Whatever the reason, our survey indicates most consumers do follow broad tipping norms. We asked members to tell us how much they typically leave for dozens of types of service providers (note that we examined only gratuities for routine tipping at the time of service, not holiday bonuses; EmilyPost.com has advice on that).
A large majority of survey respondents reported they regularly tip for most of the types of services we asked about. All respondents said they give gratuities for average or exceptional service in full-service restaurants, and more than 95 percent usually tip pizza delivery folks, bartenders, hotel bellhops and porters, airport skycaps, taxi and rideshare drivers, parking valets, hair stylists, and manicurists/pedicurists.
Respondents reported tipping less often for takeout (73 percent usually tip) and at fast-casual restaurants (79 percent) than at full-service establishments.
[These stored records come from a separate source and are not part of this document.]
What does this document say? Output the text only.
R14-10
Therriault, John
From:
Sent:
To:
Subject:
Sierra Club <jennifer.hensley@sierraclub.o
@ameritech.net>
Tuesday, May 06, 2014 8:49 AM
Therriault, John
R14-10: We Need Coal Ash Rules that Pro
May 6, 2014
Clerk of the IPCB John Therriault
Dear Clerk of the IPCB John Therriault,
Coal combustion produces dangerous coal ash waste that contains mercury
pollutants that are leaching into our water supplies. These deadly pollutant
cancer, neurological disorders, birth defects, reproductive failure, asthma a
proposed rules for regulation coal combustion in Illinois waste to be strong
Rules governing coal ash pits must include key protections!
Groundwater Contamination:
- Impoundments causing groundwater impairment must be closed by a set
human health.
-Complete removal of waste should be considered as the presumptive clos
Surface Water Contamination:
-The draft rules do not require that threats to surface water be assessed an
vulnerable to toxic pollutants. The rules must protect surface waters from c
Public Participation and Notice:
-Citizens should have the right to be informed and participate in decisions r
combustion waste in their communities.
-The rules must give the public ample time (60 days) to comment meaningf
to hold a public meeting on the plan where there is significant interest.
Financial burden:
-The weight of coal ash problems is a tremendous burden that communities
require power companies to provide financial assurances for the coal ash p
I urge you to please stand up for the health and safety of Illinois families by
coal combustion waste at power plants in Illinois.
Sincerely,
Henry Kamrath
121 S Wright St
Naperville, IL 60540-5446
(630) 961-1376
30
We found that Checkbook subscribers do sometimes significantly vary their tip levels in response to variations in service quality—but not as much as you might think. For “exceptional” service in full-service restaurants, respondents on average said they tip about 22 percent; for “average” service, the average tip was 18 percent; for “poor” service, the average tip was only 12 percent.
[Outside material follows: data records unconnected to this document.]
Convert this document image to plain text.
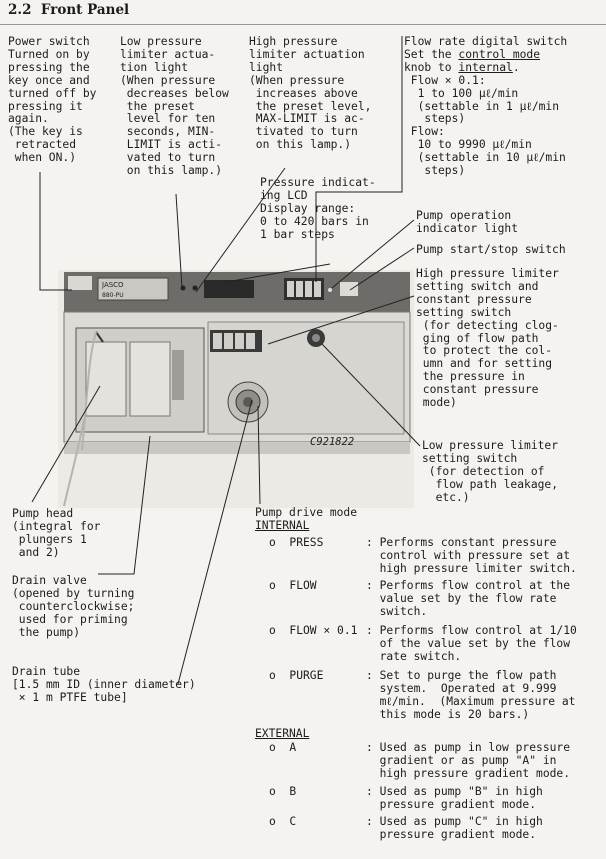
2.2 Front Panel
Power switch
Turned on by
pressing the
key once and
turned off by
pressing it
again.
(The key is
retracted
when ON.)
Low pressure
limiter actua-
tion light
(When pressure
decreases below
the preset
level for ten
seconds, MIN-
LIMIT is acti-
vated to turn
on this lamp.)
High pressure
limiter actuation
light
(When pressure
increases above
the preset level,
MAX-LIMIT is ac-
tivated to turn
on this lamp.)
Flow rate digital switch
Set the control mode
knob to internal.
Flow × 0.1:
1 to 100 μℓ/min
(settable in 1 μℓ/min
steps)
Flow:
10 to 9990 μℓ/min
(settable in 10 μℓ/min
steps)
Pressure indicat-
ing LCD
Display range:
0 to 420 bars in
1 bar steps
Pump operation
indicator light
Pump start/stop switch
High pressure limiter
setting switch and
constant pressure
setting switch
(for detecting clog-
ging of flow path
to protect the col-
umn and for setting
the pressure in
constant pressure
mode)
Low pressure limiter
setting switch
(for detection of
flow path leakage,
etc.)
JASCO
880-PU
C921822
Pump head
(integral for
plungers 1
and 2)
Drain valve
(opened by turning
counterclockwise;
used for priming
the pump)
Drain tube
[1.5 mm ID (inner diameter)
× 1 m PTFE tube]
Pump drive mode
INTERNAL
EXTERNAL
o  PRESS	: Performs constant pressure
control with pressure set at
high pressure limiter switch.
o  FLOW	: Performs flow control at the
value set by the flow rate
switch.
o  FLOW × 0.1 : Performs flow control at 1/10
of the value set by the flow
rate switch.
o  PURGE	: Set to purge the flow path
system.  Operated at 9.999
mℓ/min.  (Maximum pressure at
this mode is 20 bars.)
o  A	: Used as pump in low pressure
gradient or as pump "A" in
high pressure gradient mode.
o  B	: Used as pump "B" in high
pressure gradient mode.
o  C	: Used as pump "C" in high
pressure gradient mode.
When they receive poor service in full-service restaurants, only eight percent said they usually leave no tip. In these scenarios, some respondents said they’d send a message to waiters by leaving a very small tip, rather than stiffing them. Others said they tip normally but complain to restaurant management of problems or “write ‘poor service’ on the credit card receipt.”
Many respondents cautioned about the difficulty of determining whether poor service was really the fault of the service worker (as opposed to kitchen staff, for example). “I always tip and take into account what is beyond the control of the server—crowds, kitchen issues,” said one respondent.
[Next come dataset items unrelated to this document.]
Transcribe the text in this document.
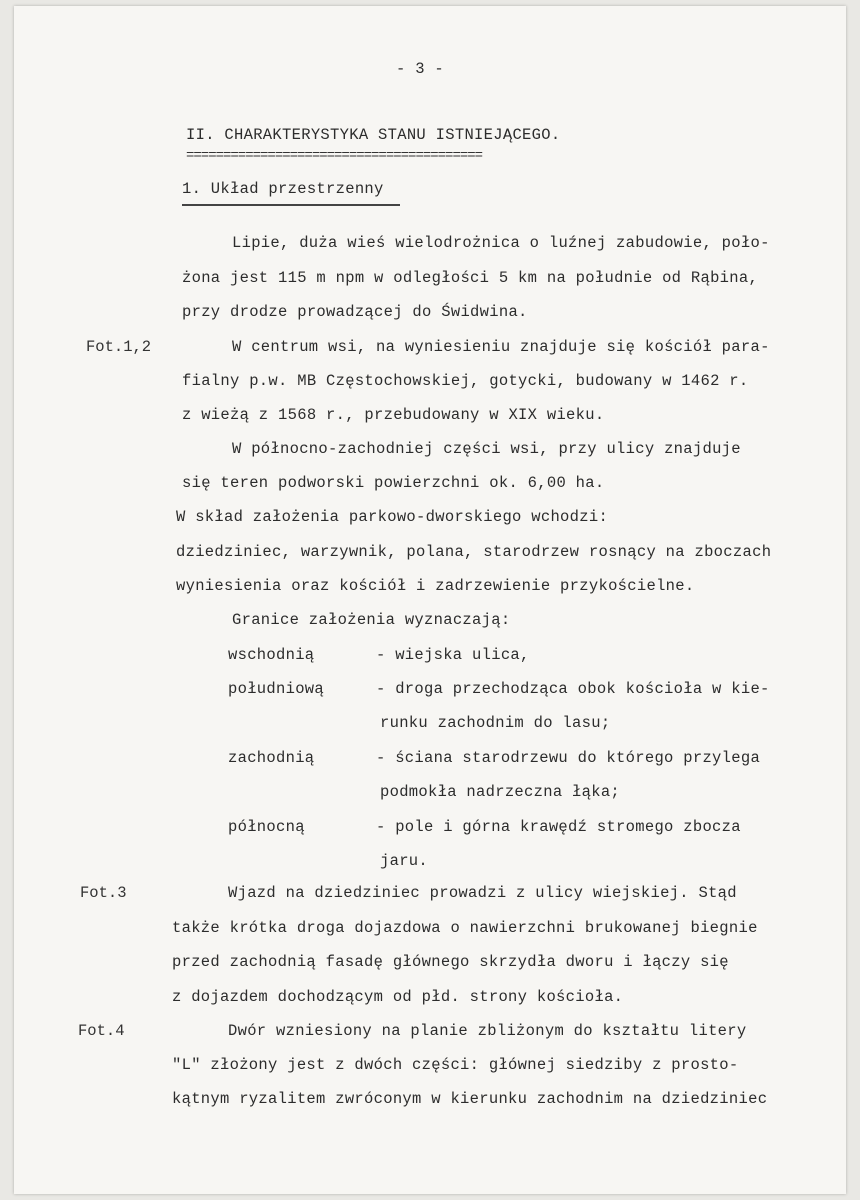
- 3 -
II. CHARAKTERYSTYKA STANU ISTNIEJĄCEGO.
========================================
1. Układ przestrzenny
Lipie, duża wieś wielodrożnica o luźnej zabudowie, poło-
żona jest 115 m npm w odległości 5 km na południe od Rąbina,
przy drodze prowadzącej do Świdwina.
Fot.1,2	W centrum wsi, na wyniesieniu znajduje się kościół para-
fialny p.w. MB Częstochowskiej, gotycki, budowany w 1462 r.
z wieżą z 1568 r., przebudowany w XIX wieku.
W północno-zachodniej części wsi, przy ulicy znajduje
się teren podworski powierzchni ok. 6,00 ha.
W skład założenia parkowo-dworskiego wchodzi:
dziedziniec, warzywnik, polana, starodrzew rosnący na zboczach
wyniesienia oraz kościół i zadrzewienie przykościelne.
Granice założenia wyznaczają:
wschodnią	- wiejska ulica,
południową	- droga przechodząca obok kościoła w kie-
runku zachodnim do lasu;
zachodnią	- ściana starodrzewu do którego przylega
podmokła nadrzeczna łąka;
północną	- pole i górna krawędź stromego zbocza
jaru.
Fot.3	Wjazd na dziedziniec prowadzi z ulicy wiejskiej. Stąd
także krótka droga dojazdowa o nawierzchni brukowanej biegnie
przed zachodnią fasadę głównego skrzydła dworu i łączy się
z dojazdem dochodzącym od płd. strony kościoła.
Fot.4	Dwór wzniesiony na planie zbliżonym do kształtu litery
"L" złożony jest z dwóch części: głównej siedziby z prosto-
kątnym ryzalitem zwróconym w kierunku zachodnim na dziedziniec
As in our previous surveys on tipping customs, there were no significant differences in tipping practices across the seven metro areas where we publish Consumers’ Checkbook magazine, nor were there significant differences across income levels. Age didn’t affect tipping practices—even between subscribers younger than 35 and those older than 75. And subscribers who travel or dine out frequently don’t tip more than those who don’t.